New Person

14 2 0
                                    

Pov. Sam

Eu não imaginava ser mandada para um lugar tão inabitável como para onde eu estava indo. A carruagem estava com um ar frio invadindo-a pelas rachaduras em seu casco, enquanto as rodas rangiam em contato com os prováveis cadáveres que as rodas de madeira das Tiliflex teriam que se esforçar para ultrapassar.

Não sei ao certo, mas a viagem pareceu durar exatamente duas horas e alguns minutos, pois o tempo parece passar muito lento aqui dentro, pelo simples motivo de eu não conseguir enxergar o lado de fora. Eu consigo sentir as auras envolta da carruagem, implorando para eu levá-las comigo, desenterrar os seus cadáveres, e tirá-las de seu sofrimento, mas não podia fazer isso nem se eu quisesse.

— Eu poderia destruí-lo em segundos, sabia? — comentei para o metamórfico, inclinando-me para frente para poder ter uma visão mais nítida dele.

— Se o fizer minha senhorita, terá que ir andando até as tropas de treinamento. — sua voz era grave, e parecia estar com algo preso em sua goela, pois tive dificuldade de entender a frase inteira. — Há muitos cadáveres no subsolo, eu não gostaria de pisar neles.

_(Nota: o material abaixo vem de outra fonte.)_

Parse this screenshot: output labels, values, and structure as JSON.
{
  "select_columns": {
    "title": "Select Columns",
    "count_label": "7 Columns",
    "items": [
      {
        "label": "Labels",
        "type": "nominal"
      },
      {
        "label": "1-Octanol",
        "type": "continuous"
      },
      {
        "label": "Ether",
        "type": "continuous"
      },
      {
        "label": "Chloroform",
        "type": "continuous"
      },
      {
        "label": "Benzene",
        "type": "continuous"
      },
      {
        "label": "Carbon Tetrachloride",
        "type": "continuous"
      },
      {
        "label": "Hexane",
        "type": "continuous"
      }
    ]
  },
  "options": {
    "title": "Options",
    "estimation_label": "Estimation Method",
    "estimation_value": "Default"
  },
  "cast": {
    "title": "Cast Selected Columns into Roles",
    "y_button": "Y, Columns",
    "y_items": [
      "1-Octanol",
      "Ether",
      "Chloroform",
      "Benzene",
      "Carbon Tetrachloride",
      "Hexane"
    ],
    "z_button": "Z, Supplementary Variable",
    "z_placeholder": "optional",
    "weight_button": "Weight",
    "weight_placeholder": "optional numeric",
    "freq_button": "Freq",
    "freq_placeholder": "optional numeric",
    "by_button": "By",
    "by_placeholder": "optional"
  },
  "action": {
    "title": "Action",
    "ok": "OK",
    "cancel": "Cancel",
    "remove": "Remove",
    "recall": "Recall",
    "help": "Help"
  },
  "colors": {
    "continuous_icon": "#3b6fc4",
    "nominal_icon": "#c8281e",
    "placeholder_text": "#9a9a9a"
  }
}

— Nós estamos pisando neles.

— Nós não. — ele exclamou, apontando para o cavalo negro em sua frente. — O cavalo está, ele absorve todo o mal, e não deixa as almas chegarem até nós, sem o cavalo, estaríamos sobre o subsolo também.

— Eu não morrerei fácil. — disse ríspido, engolindo a seco essas palavras.

— Mas você morrerá, e sabe disso. — sua voz continuava suave, calmo como o vento que invadia minha carruagem. — Não foi para isso que foi mandada? Para morrer.

   Mandada para morrer. Essa foi a primeira vez que escuto essas palavras tão nitidamente, e não transformadas em algo em que me fizesse acreditar, que eu poderia ter qualquer chance de sobrevivência nesse lugar esquecido por qualquer Deus.

Encosto-me novamente ao banco felpudo, e me pego analisando as pequenas rachaduras no casco, que davam uma imagem desfocada do lado de fora, e por ela, eu conseguia sentir o cheiro da morte, o cheiro que iria se impregnar em meu corpo em poucos dias. Quando eu descesse para respirar aquele ar contaminado, eu seria um deles, seria da tropa de fronte, e precisaria atingir meu potencial para sobreviver.

Nesse tempo que eu passei dentro dessa carruagem eu pude ver o lado de fora mais do que o necessário, era como o nome dizia, vale da morte, onde nem mesmo os vivos voltam. O ar era sombrio, quente e pútrido, se eu não estivesse vendo com meus próprios olhos, estaria descrevendo o inferno propriamente dito. Talvez esse lugar seja até pior que o próprio submundo.

— Chegamos, senhorita. — a carruagem parou abruptamente, fazendo-me perder um pouco do equilíbrio. — Pode se dirigir à saída, e cuidado a onde pisa, o chão contém olhos.

Ao fim daquela frase, a parede que revestia o casco da carruagem se rompeu, abrindo-se lentamente em direção para cima, mas ainda em contato com a carruagem. O lado em que eu estava rompeu-se em um estrondo, criando uma pequena escada de ferro escuro sobre meus pés, logo embaixo de onde estava a suposta porta.

— Agradeço por ter me trazido até aqui. — respondi calmamente, tentando evitar qualquer som de ironia que saia da minha voz.

— Suas malas já foram encaminhadas para o seu aposento. — disse brevemente. — Estou sempre ao seu dispor, senhorita. — respondeu o metamórfico, inclinando-se em direção de onde eu estava, e eu pude ver seus olhos. Metamórficos não deixam ninguém ver seus olhos. — Quando precisar da minha ajuda, clame por meu nome, e eu a atenderei.